The result: Baptist Memorial created strict policies around the use of flash memory sticks, iPod music players and other portable storage devices by standardizing on USB memory sticks that have native encryption and password protection.

 

The Health Insurance Portability and Accountability Act "mandates that all health care organizations develop a methodology to account for all removable media," Goodman said.

 

But with more than 42 million of Apple Computer Inc.'s iPods sold so far in the U.S. alone, the threat of data theft or loss from downloading information on a USB port device is growing exponentially, according to analysts. Apple officials declined to say whether they plan to improve iPod security.

 

"An iPod is just storage at the end of a wire," said John Webster, an analyst at Data Mobility Group LLC in Nashua, N.H. "You already see people using [iPods] as backup devices. USB storage devices are a potential source of data leakage."

 

Such concerns from corporate IT managers about corporate data loss have prompted vendors to develop products that can secure flash memory devices.

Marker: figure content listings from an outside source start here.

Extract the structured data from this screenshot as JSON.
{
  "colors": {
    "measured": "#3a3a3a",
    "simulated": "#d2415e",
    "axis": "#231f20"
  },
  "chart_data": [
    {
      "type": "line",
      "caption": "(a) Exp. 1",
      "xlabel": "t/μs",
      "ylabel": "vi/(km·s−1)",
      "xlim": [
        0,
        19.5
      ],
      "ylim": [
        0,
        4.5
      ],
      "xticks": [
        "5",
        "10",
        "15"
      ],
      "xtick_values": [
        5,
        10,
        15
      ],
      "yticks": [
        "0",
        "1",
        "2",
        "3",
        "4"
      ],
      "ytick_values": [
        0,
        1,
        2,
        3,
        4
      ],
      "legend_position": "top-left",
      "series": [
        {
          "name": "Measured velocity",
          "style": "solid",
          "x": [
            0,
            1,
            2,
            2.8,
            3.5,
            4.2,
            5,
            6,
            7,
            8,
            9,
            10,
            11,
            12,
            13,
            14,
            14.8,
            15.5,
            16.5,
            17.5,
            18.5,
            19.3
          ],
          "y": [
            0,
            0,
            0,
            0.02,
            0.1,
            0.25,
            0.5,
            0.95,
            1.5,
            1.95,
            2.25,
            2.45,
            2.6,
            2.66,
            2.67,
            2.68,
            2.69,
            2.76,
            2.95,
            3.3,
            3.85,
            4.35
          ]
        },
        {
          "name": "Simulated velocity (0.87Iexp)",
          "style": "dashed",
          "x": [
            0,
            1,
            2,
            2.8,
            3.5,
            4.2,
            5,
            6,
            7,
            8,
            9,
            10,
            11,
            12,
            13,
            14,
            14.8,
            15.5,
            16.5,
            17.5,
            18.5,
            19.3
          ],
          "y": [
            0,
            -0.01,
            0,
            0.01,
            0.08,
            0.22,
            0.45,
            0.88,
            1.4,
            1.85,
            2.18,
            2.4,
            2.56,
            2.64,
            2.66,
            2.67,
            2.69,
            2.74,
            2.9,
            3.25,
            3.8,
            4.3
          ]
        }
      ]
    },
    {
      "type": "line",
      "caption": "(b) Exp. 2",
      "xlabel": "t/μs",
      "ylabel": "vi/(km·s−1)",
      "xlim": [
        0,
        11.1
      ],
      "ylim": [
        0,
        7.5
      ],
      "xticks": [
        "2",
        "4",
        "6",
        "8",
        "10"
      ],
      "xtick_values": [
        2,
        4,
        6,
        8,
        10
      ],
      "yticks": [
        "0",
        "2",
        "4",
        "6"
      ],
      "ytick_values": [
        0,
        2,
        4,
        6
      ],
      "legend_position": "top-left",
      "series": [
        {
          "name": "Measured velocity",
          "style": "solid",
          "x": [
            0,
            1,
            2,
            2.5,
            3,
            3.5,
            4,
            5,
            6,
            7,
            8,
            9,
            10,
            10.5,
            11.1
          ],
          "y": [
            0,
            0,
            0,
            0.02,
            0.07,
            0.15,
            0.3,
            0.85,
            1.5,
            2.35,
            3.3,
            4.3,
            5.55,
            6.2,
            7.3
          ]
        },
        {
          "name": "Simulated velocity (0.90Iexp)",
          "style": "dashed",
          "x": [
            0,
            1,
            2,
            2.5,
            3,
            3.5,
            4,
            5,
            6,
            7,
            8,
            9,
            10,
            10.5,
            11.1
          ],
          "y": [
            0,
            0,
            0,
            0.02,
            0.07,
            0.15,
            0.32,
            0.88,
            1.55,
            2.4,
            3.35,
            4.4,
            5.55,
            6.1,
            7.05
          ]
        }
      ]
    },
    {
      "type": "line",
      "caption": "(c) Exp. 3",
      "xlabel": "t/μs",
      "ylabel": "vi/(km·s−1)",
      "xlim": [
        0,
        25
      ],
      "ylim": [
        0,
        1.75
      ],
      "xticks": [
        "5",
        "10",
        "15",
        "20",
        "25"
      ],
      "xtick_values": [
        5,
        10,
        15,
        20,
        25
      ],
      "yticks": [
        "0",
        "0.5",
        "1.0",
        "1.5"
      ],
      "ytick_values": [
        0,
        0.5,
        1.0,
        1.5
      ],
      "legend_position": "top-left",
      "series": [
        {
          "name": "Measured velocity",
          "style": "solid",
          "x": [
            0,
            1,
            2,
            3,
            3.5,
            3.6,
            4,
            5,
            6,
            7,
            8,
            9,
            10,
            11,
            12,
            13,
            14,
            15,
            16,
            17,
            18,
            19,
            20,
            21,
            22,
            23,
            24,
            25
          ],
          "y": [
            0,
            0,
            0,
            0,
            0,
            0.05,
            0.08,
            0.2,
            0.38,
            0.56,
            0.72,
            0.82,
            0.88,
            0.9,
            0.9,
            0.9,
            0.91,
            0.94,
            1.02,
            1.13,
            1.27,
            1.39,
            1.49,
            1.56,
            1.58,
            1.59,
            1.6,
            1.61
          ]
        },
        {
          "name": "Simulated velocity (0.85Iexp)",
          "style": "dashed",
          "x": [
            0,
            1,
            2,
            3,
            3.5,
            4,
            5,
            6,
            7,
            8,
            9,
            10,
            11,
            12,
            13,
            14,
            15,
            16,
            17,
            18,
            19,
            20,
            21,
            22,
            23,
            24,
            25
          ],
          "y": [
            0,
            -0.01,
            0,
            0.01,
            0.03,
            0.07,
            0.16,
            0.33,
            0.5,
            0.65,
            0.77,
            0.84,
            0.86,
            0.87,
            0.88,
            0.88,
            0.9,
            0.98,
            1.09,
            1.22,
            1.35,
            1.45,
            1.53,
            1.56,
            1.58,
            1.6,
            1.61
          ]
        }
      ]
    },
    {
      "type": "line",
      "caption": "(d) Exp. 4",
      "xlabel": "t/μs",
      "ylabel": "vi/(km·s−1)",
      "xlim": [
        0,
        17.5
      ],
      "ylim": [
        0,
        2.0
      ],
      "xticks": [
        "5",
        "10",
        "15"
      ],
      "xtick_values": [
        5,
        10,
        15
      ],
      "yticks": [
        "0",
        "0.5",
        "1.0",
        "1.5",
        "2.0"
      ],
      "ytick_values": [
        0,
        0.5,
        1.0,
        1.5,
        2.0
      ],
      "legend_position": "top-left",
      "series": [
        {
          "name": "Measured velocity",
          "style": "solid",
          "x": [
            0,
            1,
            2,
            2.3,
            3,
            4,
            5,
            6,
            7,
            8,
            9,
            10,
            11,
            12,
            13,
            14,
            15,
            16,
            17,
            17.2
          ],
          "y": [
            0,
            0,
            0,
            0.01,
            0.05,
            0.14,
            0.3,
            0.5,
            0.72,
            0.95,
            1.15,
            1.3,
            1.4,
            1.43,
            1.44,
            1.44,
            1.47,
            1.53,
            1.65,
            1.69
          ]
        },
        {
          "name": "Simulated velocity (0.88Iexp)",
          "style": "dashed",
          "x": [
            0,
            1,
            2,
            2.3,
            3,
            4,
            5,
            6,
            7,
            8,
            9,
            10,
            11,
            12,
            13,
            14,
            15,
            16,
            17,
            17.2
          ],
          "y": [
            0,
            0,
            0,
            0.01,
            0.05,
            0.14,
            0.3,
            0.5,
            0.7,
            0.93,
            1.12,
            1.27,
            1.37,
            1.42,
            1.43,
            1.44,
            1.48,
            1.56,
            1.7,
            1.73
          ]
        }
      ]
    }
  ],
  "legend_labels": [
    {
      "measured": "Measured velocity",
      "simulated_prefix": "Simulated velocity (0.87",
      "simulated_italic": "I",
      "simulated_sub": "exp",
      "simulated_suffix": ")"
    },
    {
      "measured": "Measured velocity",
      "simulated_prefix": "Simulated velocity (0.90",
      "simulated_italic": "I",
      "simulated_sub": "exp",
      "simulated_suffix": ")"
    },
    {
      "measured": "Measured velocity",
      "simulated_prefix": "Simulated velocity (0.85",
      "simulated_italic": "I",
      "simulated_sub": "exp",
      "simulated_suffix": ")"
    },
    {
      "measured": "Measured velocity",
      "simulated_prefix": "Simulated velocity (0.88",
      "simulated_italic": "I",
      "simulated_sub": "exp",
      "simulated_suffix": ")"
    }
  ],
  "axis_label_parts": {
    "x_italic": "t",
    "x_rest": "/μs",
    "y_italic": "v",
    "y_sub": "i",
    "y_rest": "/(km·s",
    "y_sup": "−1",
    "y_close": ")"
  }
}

For example, Kingston Technology Co. earlier this month released a USB flash drive that secures data using password protection and 128-bit hardware-based AES encryption. Kingston's DataTraveler Elite Privacy Edition device offers up to 4GB of secure storage and has a mechanism that locks out potential users after 25 consecutive failed password attempts.

 

Recognizing the Risk

 

Baptist Memorial, which operates 20 hospitals and a network of outpatient and ambulatory surgery facilities, clinics and other health care facilities, uses the 1GB version of Kingston's USB drive.

 

Goodman said that the health care company has also deployed a USB port-monitoring and policy enforcement application from Philadelphia-based Safend Inc.

 

"We feel we are ahead of our industry in general in recognizing the extreme exposure of ultrasmall, ultracapacity plug-and-play USB devices," Goodman said.

 

Eric Ouellet, an analyst at Gartner Inc. in Stamford, Conn., said that only about 10% of companies have any policies dealing with removable storage devices.

 

"It's actually a fairly big problem," Ouellet said. "You can put a small database on them. It's just a matter of time before we hear about someone losing data because of this."

 

He suggests that companies consider flash-drive monitoring software on PCs and laptops, from companies such as Pointsec Mobile Technologies AB, Utimaco Safeware Inc. and Centennial Software Ltd. Such applications can lock out USB drives or require that they have encryption and password protection in order to work.

 

For a free but unsophisticated application, companies can use the native lockout capabilities in the Windows operating system, Ouellet noted.

 

Meanwhile, SanDisk Corp. in Sunnyvale, Calif., last month said it plans to bolster the security in its line of USB flash drives and mobile cards by using TrustedFlash technology, which combines its 32-bit controller architecture with an embedded cryptographic engine to provide real-time encryption.